3-Satışlar Artınca Biz Çok Büyüdük Diyerek Gereğinden Fazla Kaynak Kullanmaya Başlamak (Fazla çalışan, büyük depo, ölçeksiz reklam, yazılım ekibini büyütmek vb)
Girişim bir rüyayı gerçekleştirme işi. Pek çok fikir sahibi rüyasının mümkün olduğunca çabuk hayata geçmesini, gerçekleşmesini sitiyor. Bunun içn bir an önce büyümek, göstergesel (ofis vb) durumların değişmesini arzuluyor. Tabi daha büyük yatırım turları için işi dışardan bakana “cazip” gösterme hevesi de var.
Fakat taşıyabileceğinden çok yük, gemiyi bile batırıken, şirketler nasıl dayansın? (adı startup olup, daha maliyetini karşılamayan bir şirkette 40-50 gibi çalışan ne iş yapar?)
İşte girişimlerin en büyük hastalıklarından biri de bu gereğinden fazla kaynak kullanma durumu. Ne yapın edin, aldığınız yönetimsel kararları finansın süzgecinden geçirin. İşte biz yatırım dönemindeyiz gibi söylemleri bir kenara bırakın. Şirket yeni olduğu için, bütçe gibi oturmuş şirketlerdeki finansal göstergeler bile yeterli değil, iş yeni olduğunu için %300-500 büyüme gibi kalibre edilmesi gereken çok konu var.
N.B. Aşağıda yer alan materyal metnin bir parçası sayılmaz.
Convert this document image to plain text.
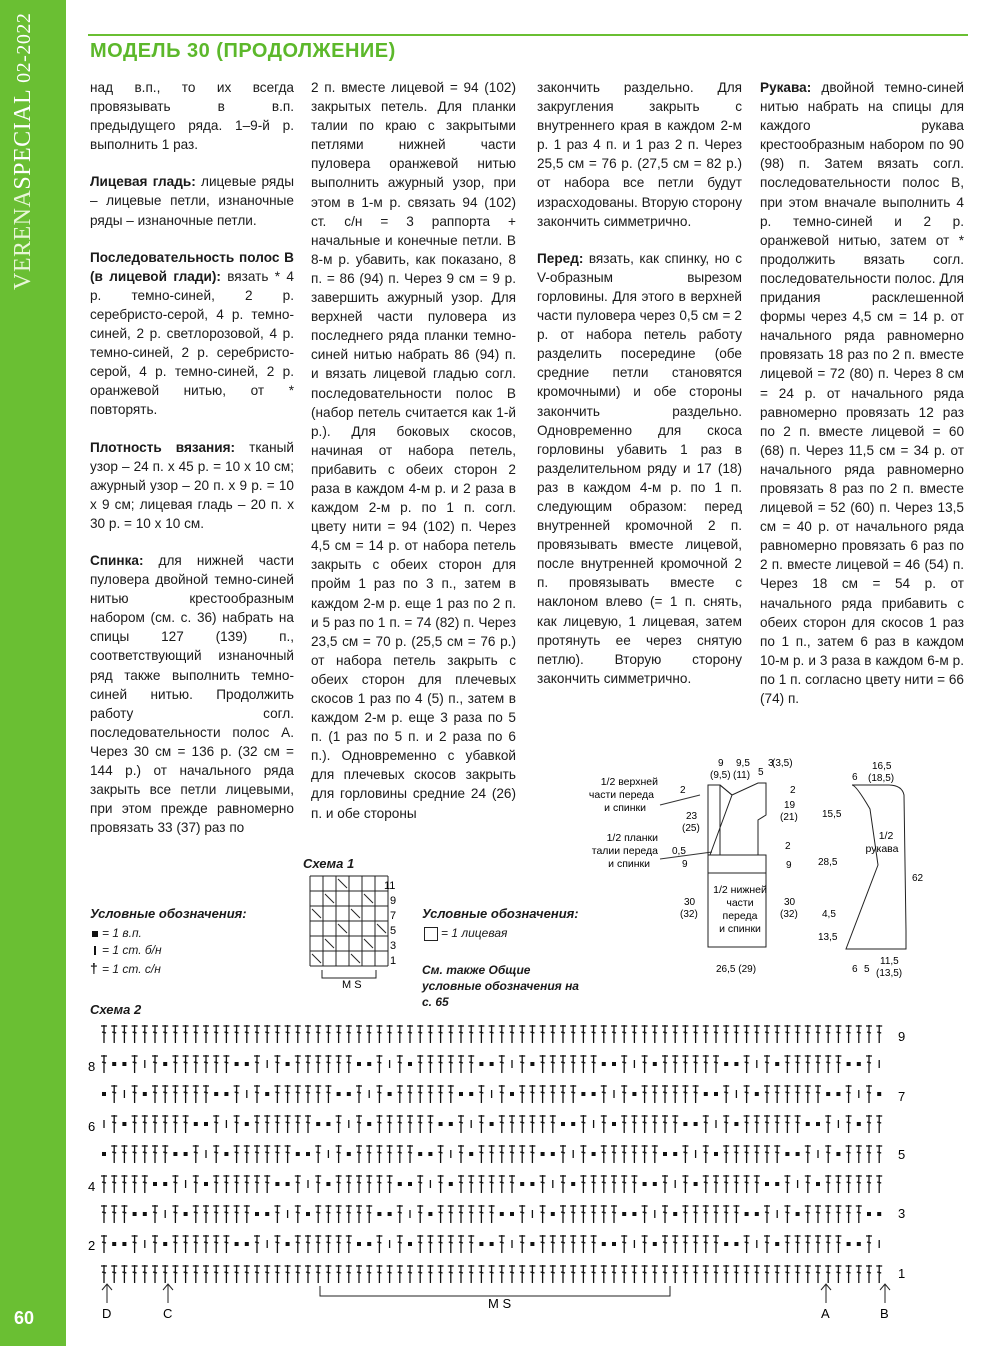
VERENASPECIAL02-2022
60
МОДЕЛЬ 30 (ПРОДОЛЖЕНИЕ)

над в.п., то их всегда провязывать в в.п. предыдущего ряда. 1–9-й р. выполнить 1 раз.

Лицевая гладь: лицевые ряды – лицевые петли, изнаночные ряды – изнаночные петли.

Последовательность полос В (в лицевой глади): вязать * 4 р. темно-синей, 2 р. серебристо-серой, 4 р. темно-синей, 2 р. светлорозовой, 4 р. темно-синей, 2 р. серебристо-серой, 4 р. темно-синей, 2 р. оранжевой нитью, от * повторять.

Плотность вязания: тканый узор – 24 п. x 45 р. = 10 x 10 см; ажурный узор – 20 п. x 9 р. = 10 x 9 см; лицевая гладь – 20 п. x 30 р. = 10 x 10 см.

Спинка: для нижней части пуловера двойной темно-синей нитью крестообразным набором (см. с. 36) набрать на спицы 127 (139) п., соответствующий изнаночный ряд также выполнить темно-синей нитью. Продолжить работу согл. последовательности полос А. Через 30 см = 136 р. (32 см = 144 р.) от начального ряда закрыть все петли лицевыми, при этом прежде равномерно провязать 33 (37) раз по

2 п. вместе лицевой = 94 (102) закрытых петель. Для планки талии по краю с закрытыми петлями нижней части пуловера оранжевой нитью выполнить ажурный узор, при этом в 1-м р. связать 94 (102) ст. с/н = 3 раппорта + начальные и конечные петли. В 8-м р. убавить, как показано, 8 п. = 86 (94) п. Через 9 см = 9 р. завершить ажурный узор. Для верхней части пуловера из последнего ряда планки темно-синей нитью набрать 86 (94) п. и вязать лицевой гладью согл. последовательности полос В (набор петель считается как 1-й р.). Для боковых скосов, начиная от набора петель, прибавить с обеих сторон 2 раза в каждом 4-м р. и 2 раза в каждом 2-м р. по 1 п. согл. цвету нити = 94 (102) п. Через 4,5 см = 14 р. от набора петель закрыть с обеих сторон для пройм 1 раз по 3 п., затем в каждом 2-м р. еще 1 раз по 2 п. и 5 раз по 1 п. = 74 (82) п. Через 23,5 см = 70 р. (25,5 см = 76 р.) от набора петель закрыть с обеих сторон для плечевых скосов 1 раз по 4 (5) п., затем в каждом 2-м р. еще 3 раза по 5 п. (1 раз по 5 п. и 2 раза по 6 п.). Одновременно с убавкой для плечевых скосов закрыть для горловины средние 24 (26) п. и обе стороны

закончить раздельно. Для закругления закрыть с внутреннего края в каждом 2-м р. 1 раз 4 п. и 1 раз 2 п. Через 25,5 см = 76 р. (27,5 см = 82 р.) от набора все петли будут израсходованы. Вторую сторону закончить симметрично.

Перед: вязать, как спинку, но с V-образным вырезом горловины. Для этого в верхней части пуловера через 0,5 см = 2 р. от набора петель работу разделить посередине (обе средние петли становятся кромочными) и обе стороны закончить раздельно. Одновременно для скоса горловины убавить 1 раз в разделительном ряду и 17 (18) раз в каждом 4-м р. по 1 п. следующим образом: перед внутренней кромочной 2 п. провязывать вместе лицевой, после внутренней кромочной 2 п. провязывать вместе с наклоном влево (= 1 п. снять, как лицевую, 1 лицевая, затем протянуть ее через снятую петлю). Вторую сторону закончить симметрично.

Рукава: двойной темно-синей нитью набрать на спицы для каждого рукава крестообразным набором по 90 (98) п. Затем вязать согл. последовательности полос В, при этом вначале выполнить 4 р. темно-синей и 2 р. оранжевой нитью, затем от * продолжить вязать согл. последовательности полос. Для придания расклешенной формы через 4,5 см = 14 р. от начального ряда равномерно провязать 18 раз по 2 п. вместе лицевой = 72 (80) п. Через 8 см = 24 р. от начального ряда равномерно провязать 12 раз по 2 п. вместе лицевой = 60 (68) п. Через 11,5 см = 34 р. от начального ряда равномерно провязать 8 раз по 2 п. вместе лицевой = 52 (60) п. Через 13,5 см = 40 р. от начального ряда равномерно провязать 6 раз по 2 п. вместе лицевой = 46 (54) п. Через 18 см = 54 р. от начального ряда прибавить с обеих сторон для скосов 1 раз по 1 п., затем 6 раз в каждом 10-м р. и 3 раза в каждом 6-м р. по 1 п. согласно цвету нити = 66 (74) п.

Условные обозначения:
= 1 в.п.
= 1 ст. б/н
† = 1 ст. с/н
Схема 1
11
9
7
5
3
1
M S
Условные обозначения:
= 1 лицевая
См. также Общие условные обозначения на с. 65
1/2 верхней части переда и спинки
1/2 планки талии переда и спинки
1/2 нижней части переда и спинки
9
(9,5)
9,5
(11) 5
3
(3,5)
2
23
(25)
0,5
9
30
(32)
2
19
(21)
2
9
30
(32)
26,5 (29)
6
16,5
(18,5)
1/2 рукава
15,5
28,5
4,5
13,5
62
6 5
11,5
(13,5)
Схема 2
8
6
4
2
9
7
5
3
1
M S
D	C	A	B
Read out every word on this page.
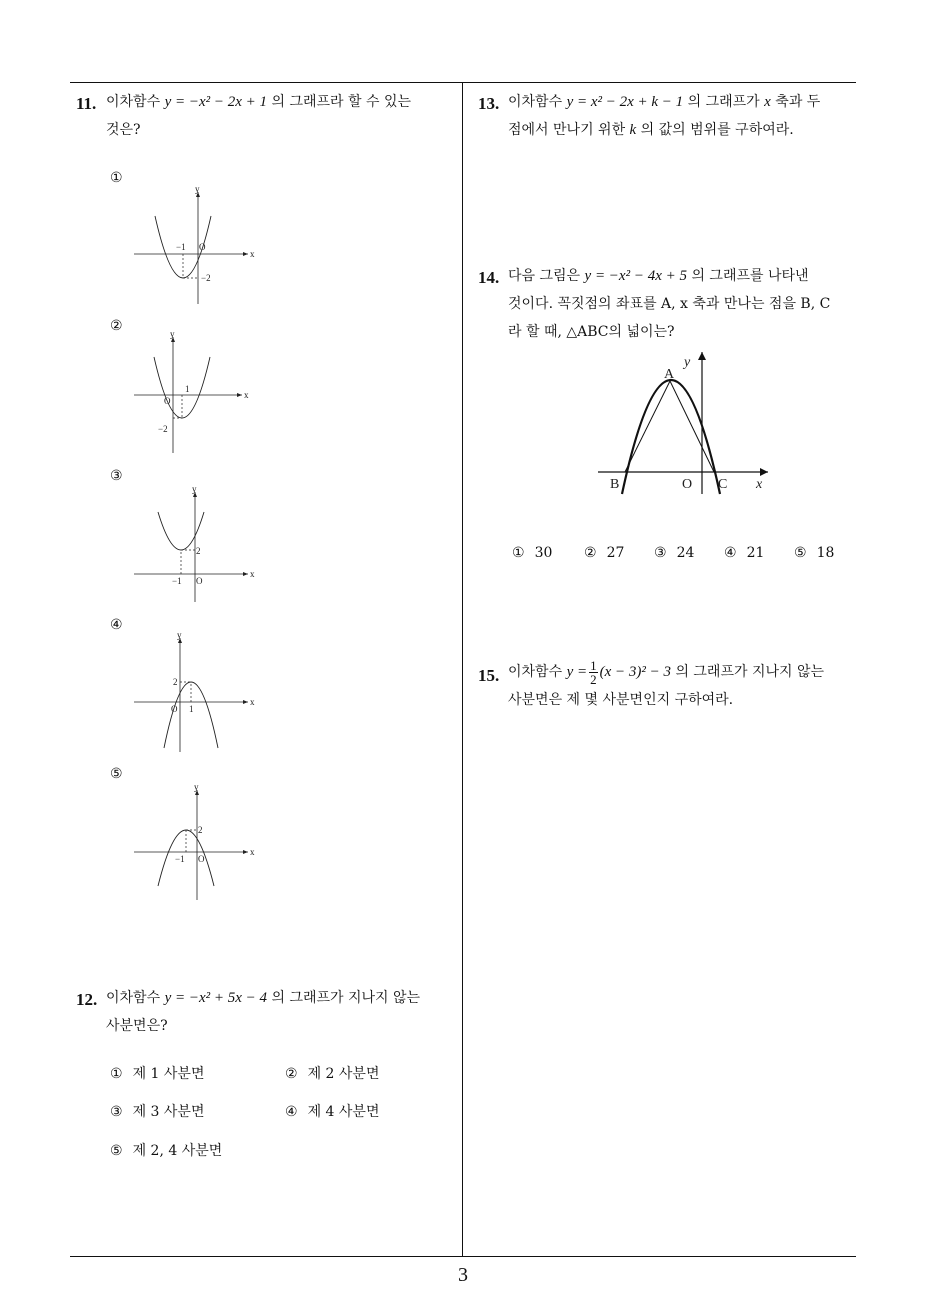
11. 이차함수 y = −x² − 2x + 1 의 그래프라 할 수 있는
것은?
①
②
③
④
⑤
−1 O
−2
x
y
1
O
−2
x
y
−1 O
2
x
y
2
O 1
x
y
2
−1 O
x
y
12. 이차함수 y = −x² + 5x − 4 의 그래프가 지나지 않는
사분면은?
① 제 1 사분면	② 제 2 사분면
③ 제 3 사분면	④ 제 4 사분면
⑤ 제 2, 4 사분면
13. 이차함수 y = x² − 2x + k − 1 의 그래프가 x 축과 두
점에서 만나기 위한 k 의 값의 범위를 구하여라.
14. 다음 그림은 y = −x² − 4x + 5 의 그래프를 나타낸
것이다. 꼭짓점의 좌표를 A, x 축과 만나는 점을 B, C
라 할 때, △ABC의 넓이는?
A
B	O C x
y
① 30 ② 27 ③ 24 ④ 21 ⑤ 18
15. 이차함수 $y = \frac{1}{2} (x - 3)^2 - 3$ 의 그래프가 지나지 않는
사분면은 제 몇 사분면인지 구하여라.
3
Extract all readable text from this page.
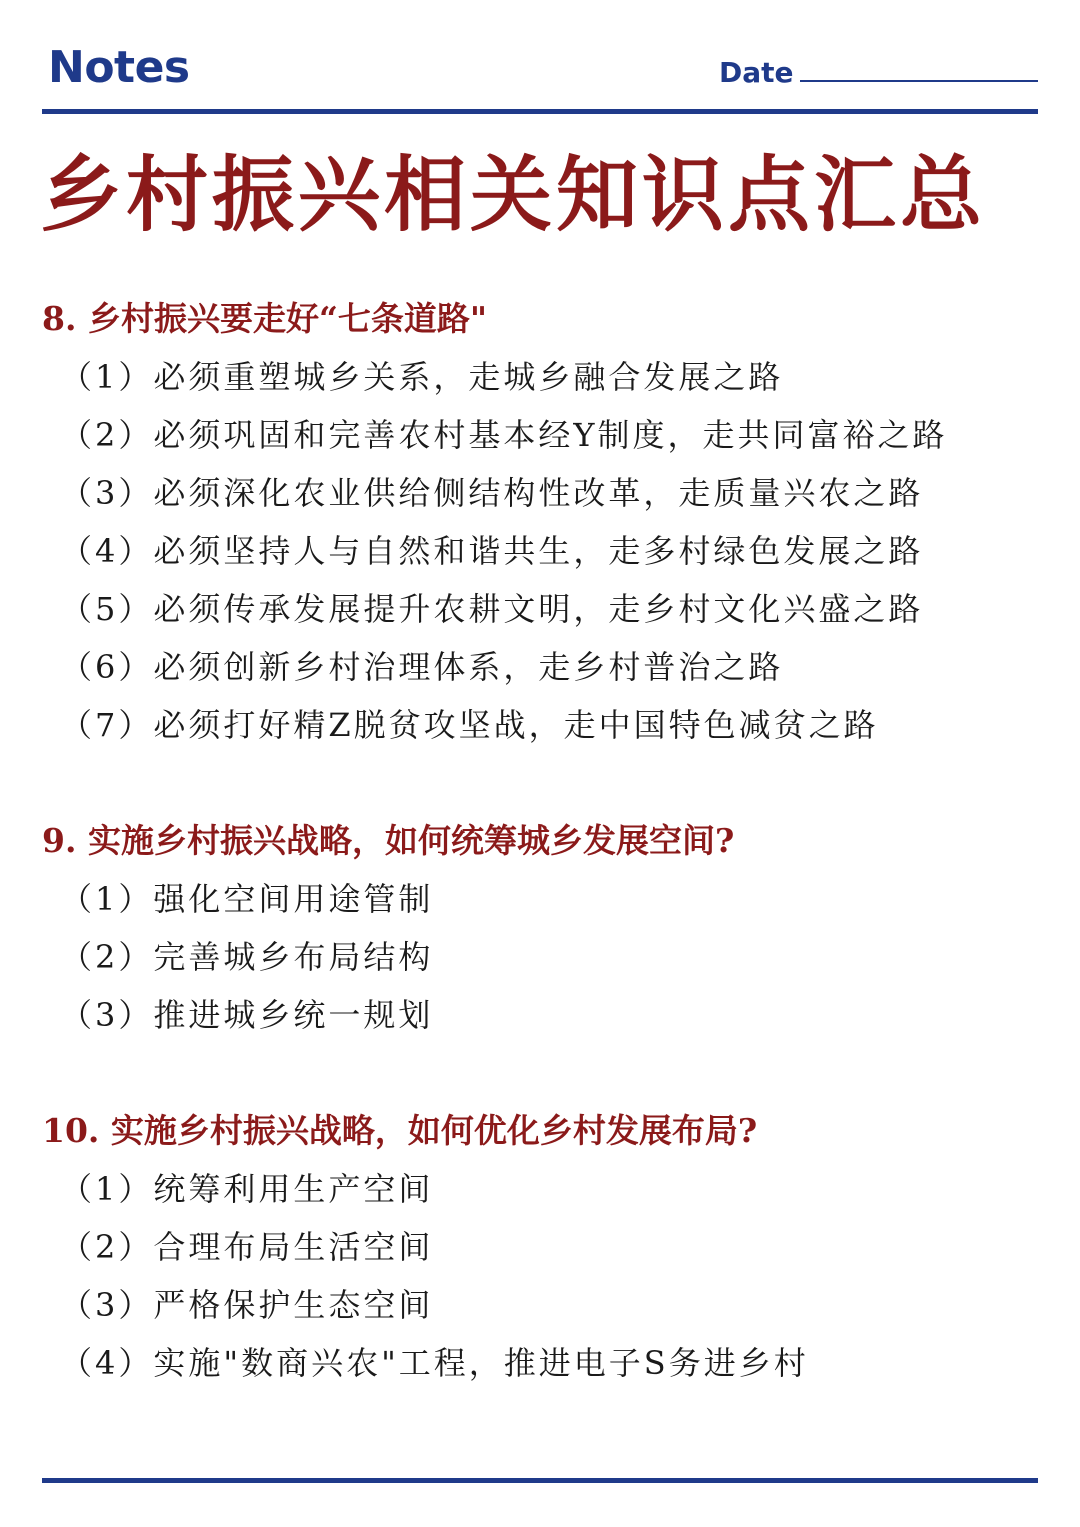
Notes	Date
乡村振兴相关知识点汇总
8. 乡村振兴要走好“七条道路"
（1）必须重塑城乡关系，走城乡融合发展之路
（2）必须巩固和完善农村基本经Y制度，走共同富裕之路
（3）必须深化农业供给侧结构性改革，走质量兴农之路
（4）必须坚持人与自然和谐共生，走多村绿色发展之路
（5）必须传承发展提升农耕文明，走乡村文化兴盛之路
（6）必须创新乡村治理体系，走乡村普治之路
（7）必须打好精Z脱贫攻坚战，走中国特色减贫之路
9. 实施乡村振兴战略，如何统筹城乡发展空间?
（1）强化空间用途管制
（2）完善城乡布局结构
（3）推进城乡统一规划
10. 实施乡村振兴战略，如何优化乡村发展布局?
（1）统筹利用生产空间
（2）合理布局生活空间
（3）严格保护生态空间
（4）实施"数商兴农"工程，推进电子S务进乡村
Bu açıdan işin başında gelir / çalışan sayısı oranı gibi belirlediğiniz, kafa karıştırmayan , operasyonun her anında doğru yönde adım atmanızı sağlayacak 2-3 paratmetreyi takip edin (şu aşamada ebitda gibi kavramlarla gereksiz zaman harcamayın ), zaten modern finans kriterlerinin zemini böyle yalın konular aslında.
Bununla uğraşmazsanız, kafa yormazsanız, 2.tur 3.tur yatırım için şirketi iyi göstermek için yapacağınız PR masrafları, sürekli yatırımcı aramanın sizi ruhen tüketmesi gibi zorlu konular sizi bekleyecek maalesef.
O yüzden her zaman “ben bu gelire göre bu organizayonu kurdum, az da olsa kar ediyorum ama finansal gücüm x seviyesine çıksa organizasyon seviyemi y seviyesine çıkarıp tatmin edici kar noktasını yakalayabilirim, pazardaki şu şu fırsatlarda bunu mümkün kılıyor” tonunu tutturmaya çalışın. Yoksa ne olursa olsun, yatırımcının söylediği koşullarda bir anlaşmayı imzalamaya mecbur kalacaksınız…
4-Araya Giren Yatırımcılar, Yeni Çalışanlar vb Sebebiyle Kuruluş Amacından, Enerjisinden ve Odağından Uzaklaşmak.
Sorsanız kurucu bile mutlu değil. Ben böyle düşünmemiştim, böyle istememiştim diyor. Girişim yolda evrilirken iş modelinden ve süreçlerinden evrileceğine genetiğinden ödün vemiş (bu parayı veririm ama ancak dediğimi yaparsanız diyen yatırımcılar !), iş kararları finansal ve organizasyonel kısıtlara göre alınır olduğu için kuruluş amacı olan şeyler taca çıkıyor, örneğin “bütçemiz yok” diye haklı müşterilerin talepleri bile savuşturulmaya çalışılıyor.
Sonuç olarak bir startup’ın kalbi olan kuruluş amacı ve odağı görmezden gelinmeye başlıyor ve girişim bir açıdan ruhunu kaybettiği için şizofrenik davranışlar, şirketin yeni normali oluyor.
Bu açıdan girişimlere tavsiyem, kuruluş amacınızı ve odağınızı hiçe sayan yatırımcı veya çalışan her kimse içeri almayın! Boşverin gitsin, olmayacaksa olmasın, bu konuda maddi kaynağın sizi terbiye etmesine izin vermeyin (Sadece fikirle ikna olun ki o zaten doğal evrilme süreci..)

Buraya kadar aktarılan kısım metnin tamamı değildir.